The company’s technological accomplishments are still recognizable as the forerunners of the digital era, yet its culture of social responsibility—a focus on employees rather than shareholders, restraint in executive compensation, and investment in anti-poverty programs—proved a dead end. A mashup of progressivism and paternalism, communalism and cutthroat competition, the once ballyhooed “IBM Way” was, for better and worse, inextricably intertwined with the family at the top.


JULIE: “I’m going to try a new herb and rice.”
ME: “I don’t think I should be eating rice.”
JULIE: “Not rice. Spice. Urban spice.”
ME: “Oh, ok. Sounds good.” (pause) “What’s urban spice?”
JULIE: “Not urban spice. Herb. And. Spice.”

Julie, exhausted, fainted.


Threads is getting an API. This seems to be separate from ActivityPub. I’m looking forward to this being implemented—I haven’t been posting to Threads as much as I do elsewhere, because doing it manually is inconvenient . @manton, have you seen this?
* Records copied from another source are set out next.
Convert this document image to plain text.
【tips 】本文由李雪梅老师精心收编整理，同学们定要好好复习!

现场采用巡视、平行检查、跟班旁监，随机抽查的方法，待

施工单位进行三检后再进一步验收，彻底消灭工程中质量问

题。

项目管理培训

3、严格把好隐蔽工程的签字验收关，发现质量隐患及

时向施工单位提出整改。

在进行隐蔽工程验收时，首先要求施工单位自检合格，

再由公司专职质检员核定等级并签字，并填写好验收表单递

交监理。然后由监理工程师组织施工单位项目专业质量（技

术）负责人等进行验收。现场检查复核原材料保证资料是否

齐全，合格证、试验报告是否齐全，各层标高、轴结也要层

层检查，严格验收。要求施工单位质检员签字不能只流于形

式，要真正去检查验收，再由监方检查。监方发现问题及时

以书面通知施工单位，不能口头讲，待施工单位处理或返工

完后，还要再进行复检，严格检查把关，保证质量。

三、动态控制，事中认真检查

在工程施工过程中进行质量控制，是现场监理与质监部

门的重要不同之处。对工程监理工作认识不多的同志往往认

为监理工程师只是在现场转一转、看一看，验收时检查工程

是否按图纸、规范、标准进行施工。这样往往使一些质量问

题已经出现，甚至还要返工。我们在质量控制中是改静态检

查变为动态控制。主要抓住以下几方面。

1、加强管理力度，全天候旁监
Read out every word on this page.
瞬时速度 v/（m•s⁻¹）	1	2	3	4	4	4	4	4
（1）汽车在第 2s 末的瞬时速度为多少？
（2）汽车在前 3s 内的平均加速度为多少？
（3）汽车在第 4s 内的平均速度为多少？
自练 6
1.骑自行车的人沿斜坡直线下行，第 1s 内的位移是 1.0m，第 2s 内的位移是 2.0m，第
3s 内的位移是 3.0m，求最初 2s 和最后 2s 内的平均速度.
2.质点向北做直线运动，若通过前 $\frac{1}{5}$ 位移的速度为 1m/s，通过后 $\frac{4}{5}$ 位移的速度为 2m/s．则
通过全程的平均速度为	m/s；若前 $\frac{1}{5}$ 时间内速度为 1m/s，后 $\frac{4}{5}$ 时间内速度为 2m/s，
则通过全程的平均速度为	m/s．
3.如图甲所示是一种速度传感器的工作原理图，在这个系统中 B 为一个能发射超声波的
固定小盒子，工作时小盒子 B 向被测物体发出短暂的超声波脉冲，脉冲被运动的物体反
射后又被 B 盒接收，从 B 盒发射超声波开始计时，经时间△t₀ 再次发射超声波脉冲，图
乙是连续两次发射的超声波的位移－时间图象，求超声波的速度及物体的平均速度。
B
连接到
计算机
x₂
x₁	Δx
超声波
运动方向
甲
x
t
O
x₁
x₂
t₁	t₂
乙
I am quite enjoying John Scalzi’s December Comfort Watch movie list and have added about half the titles to my to-be-watched-list.

I’m done with challenging and important entertainment for a while. The news is challenging enough nowadays.


We went to the San Diego Natural History Museum Sunday, which proved to be a personal milestone for me—my first time receiving a senior discount.

My chagrin at having the word “senior” applied to me was offset by getting a discount. So, um, yay I guess?


The Everywhereist: Every Relationship In Love, Actually, Listed In Order of How Dysfunctional They Are.. I love this movie and agree with every criticism against it, including this one.


RIP Luiz Barroso, who pioneered the modern data center for Google and made the modern internet possible. Until Barroso, data centers were populated by enormously powerful and expensive computer servers. Barroso instead used massive numbers of relatively inexpensive, disposable machines.

“… we must treat the data center itself as one massive warehouse-scale computer,” Barroso said.

Barroso was one of those immigrants that Republicans say are vermin polluting America’s blood.